Though the numbers may still be at issue, all sides agree that taxes must be cut. But is a tax cut wise? Fifty years ago The Atlantic published an article by the then-managing editor of the Monroe Evening News, Karl Zeisler. In his article "Who Wants Taxes Cut," (October, 1945) Zeisler makes a persuasive argument against the low-tax lobby and the low-tax ethic itself. Zeisler's argument is, in effect, that in government as in business you get what you pay for--and in the case of taxes, he theorizes, the more citizens pay on a local level the more likely they will be to insist that they get their money's worth. Inadequate funding for schools and salaries so low that they fail to attract competent individuals to civil service jobs ultimately cost the citizenry more than would a tax increase. Because Americans are not willing to spend the appropriate amounts at the local level to assure that salaries for teachers and civil servants are sufficient to attract the best and the brightest, they are doomed to dissatisfaction with their local governments. In Zeisler's view, the majority of the troubles that citizens complain of come as a direct result of insufficient funding. And for this, says Zeisler, the low-tax lobby and the small-but-powerful interests that profit from lower taxes are largely to blame.

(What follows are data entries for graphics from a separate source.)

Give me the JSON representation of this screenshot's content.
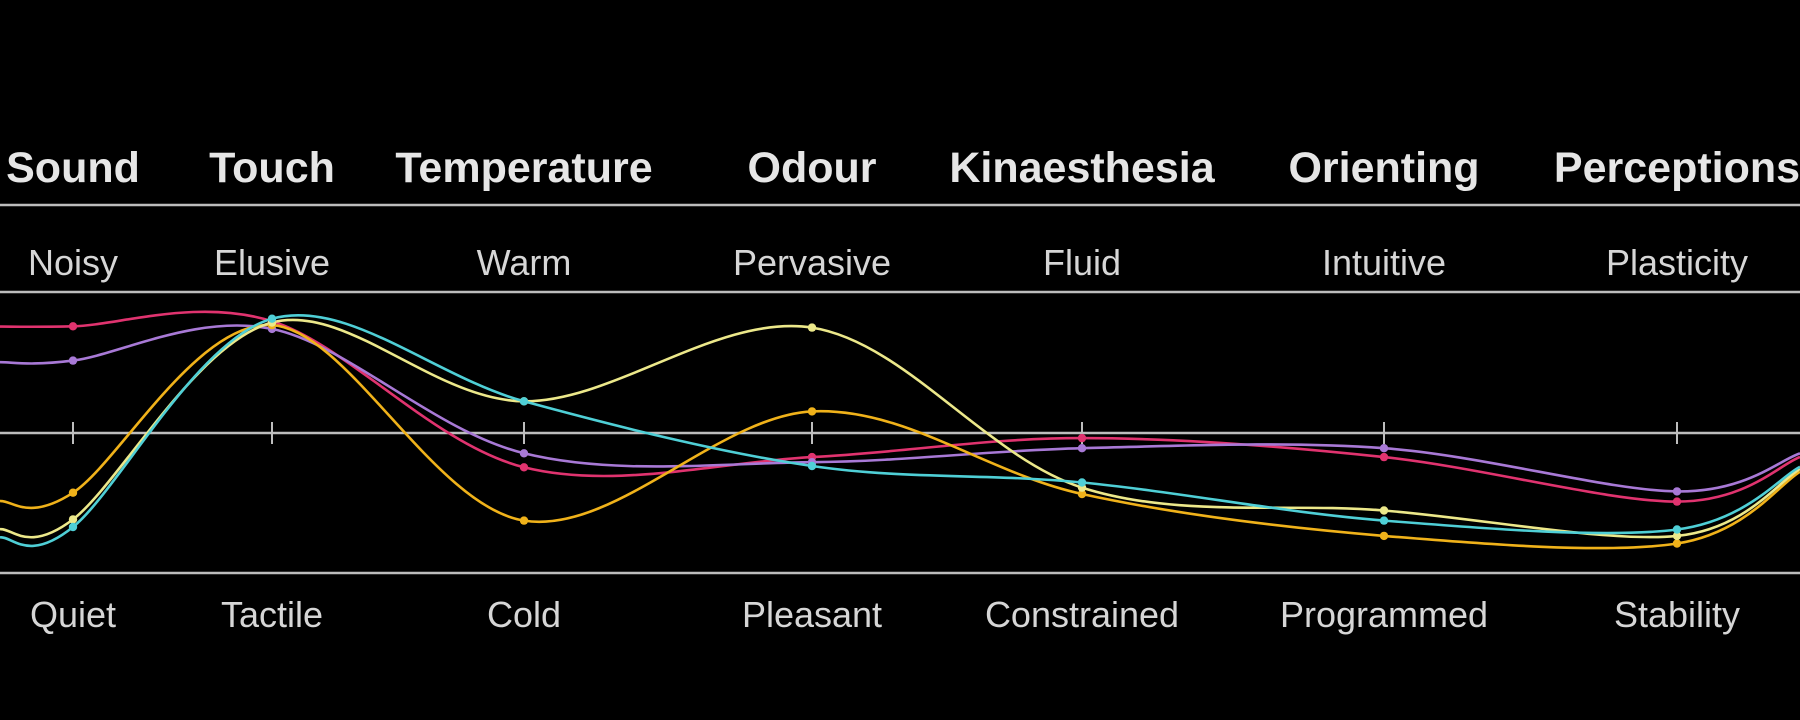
{
  "chart_data": {
    "type": "line",
    "title": "",
    "categories": [
      "Sound",
      "Touch",
      "Temperature",
      "Odour",
      "Kinaesthesia",
      "Orienting",
      "Perceptions"
    ],
    "top_labels": [
      "Noisy",
      "Elusive",
      "Warm",
      "Pervasive",
      "Fluid",
      "Intuitive",
      "Plasticity"
    ],
    "bottom_labels": [
      "Quiet",
      "Tactile",
      "Cold",
      "Pleasant",
      "Constrained",
      "Programmed",
      "Stability"
    ],
    "ylim": [
      -1,
      1
    ],
    "grid": false,
    "series": [
      {
        "color": "#e0336f",
        "values": [
          0.84,
          0.88,
          -0.27,
          -0.19,
          -0.04,
          -0.19,
          -0.54
        ]
      },
      {
        "color": "#a879d6",
        "values": [
          0.57,
          0.82,
          -0.16,
          -0.23,
          -0.12,
          -0.12,
          -0.46
        ]
      },
      {
        "color": "#f0b21a",
        "values": [
          -0.47,
          0.85,
          -0.69,
          0.17,
          -0.48,
          -0.81,
          -0.87
        ]
      },
      {
        "color": "#ece88a",
        "values": [
          -0.68,
          0.87,
          0.25,
          0.83,
          -0.43,
          -0.61,
          -0.81
        ]
      },
      {
        "color": "#4fcfd6",
        "values": [
          -0.74,
          0.9,
          0.25,
          -0.26,
          -0.39,
          -0.69,
          -0.76
        ]
      }
    ]
  }
}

In "Can We Limit Taxes to 25 Percent?," former dean of Harvard University Law School Erwin N. Griswold argues against a proposed constitutional amendment to limit income taxes, estate taxes, and gift taxes to 25 percent. With Congress constitutionally prevented from levying taxes, Griswold theorizes, the possibility for a balanced budget is compromised, and states would be forced to raise their taxes concomitantly. Moreover, Griswold argues, the tax burden would be shifted from the rich to the poor.

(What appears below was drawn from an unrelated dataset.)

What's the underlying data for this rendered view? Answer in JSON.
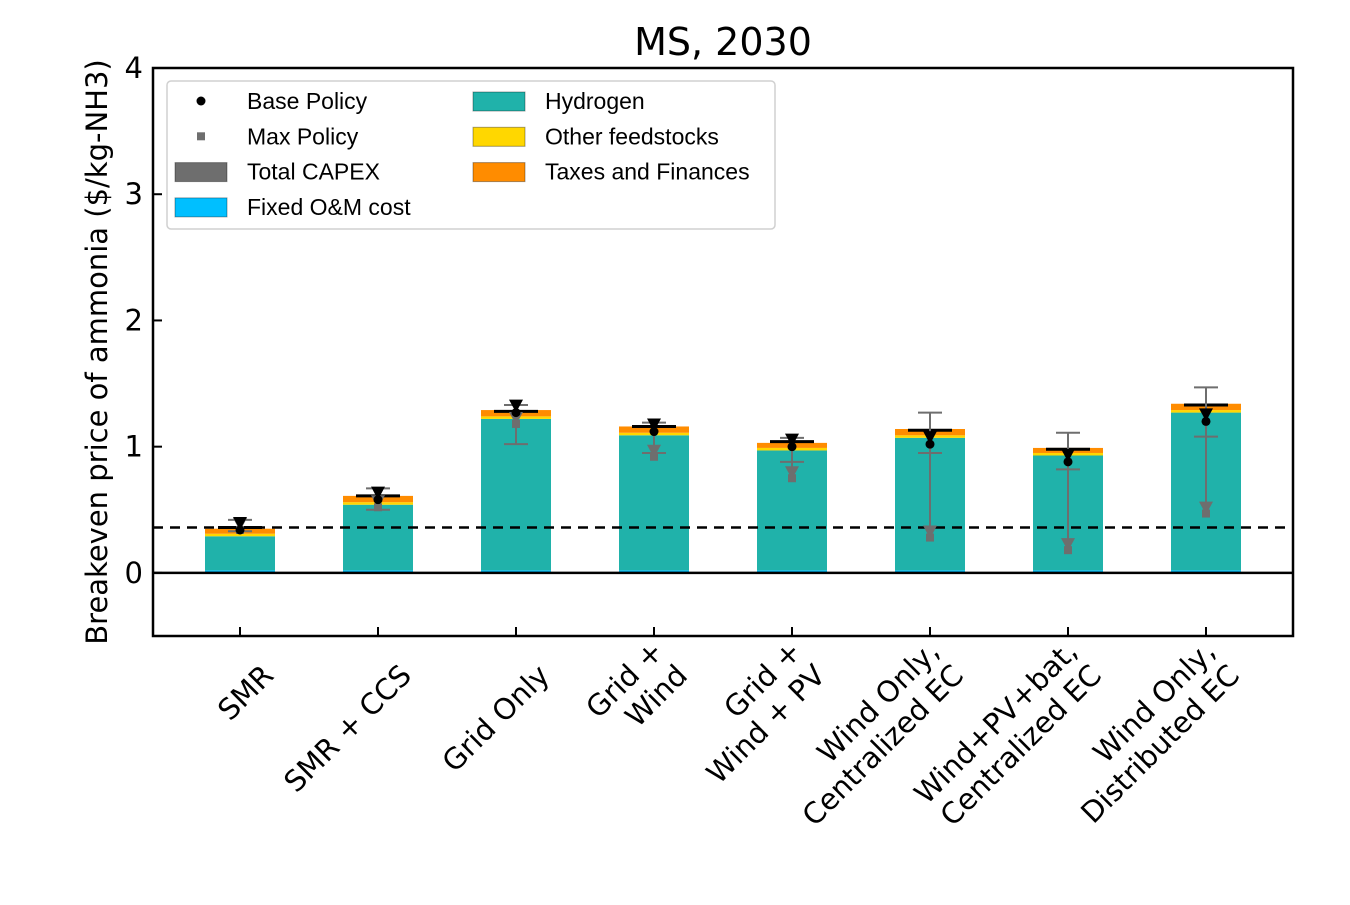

In "The Coming Tax Reform," written almost twenty years after Zeisler's article, John Doe (an anonymous author and tax lawyer from New York City) echoes Griswold's argument and takes a long look at the inequities of the tax system in 1963, which contained a "wilderness of special provisions" that shifted the majority of the nation's tax burden away from high-income individuals and corporations and onto the salaried majority. Doe examines the effects of a tax system that forces "intellectual producers"--who most often live on straight salaries, without capital gains and exemptions--to bear the greatest relative tax burden and ultimately draws the able and educated away from schools and civil service and into business. Without incentives to keep qualified individuals in careers like education and civil service, the tax system risks sacrificing the long-term health of the whole for the short-term gain of a limited constituency.
Nearly twenty years after Doe, in his 1980 article "Getting Serious About Tax Reform," M.I.T. economist Lester C. Thurow makes the argument that the tax system needs to be reconfigured, but along slightly different lines. Productivity, Thurow warns, is down, our standard of living is in jeopardy, and America is becoming ever less competitive in world markets. Indiscriminate tax cuts, he argues, are not the answer. Instead, addressing the "economic disaster" that America now faces will require strategically structuring taxes so as to encourage industry and investment while discouraging consumption: "Taxes," he argues, "will have to go up on consumption and down on both investment and work effort."
While many of the tax loopholes that Doe refers to have since been closed, his point is still germane in light of the trend toward cutting both corporate taxes and funding for education. Are the cuts proposed by the Republicans poised to give the states and individual citizens more control by allowing them to retain significantly more of their earnings? Or are these merely symbolic savings that will ultimately lead to the further decline of the much-lamented education system and a renewed dissatisfaction with an ineffective government hamstrung by lobbyists's demands for lower corporate taxes? Is there any way that Thurow's proposed consumption taxes can be made palatable given the current enthusiasm for further tax-cutting measures?
In conjunction with these articles, we're including Neil Howe and Phillip Longman's examination of the current state of middle-class entitlements "The Next New Deal" (April, 1992) and William Greider's "The Education of David Stockman" (December, 1981), his classic look at the behind-the-scenes budget wrangling that went on in the Reagan administration.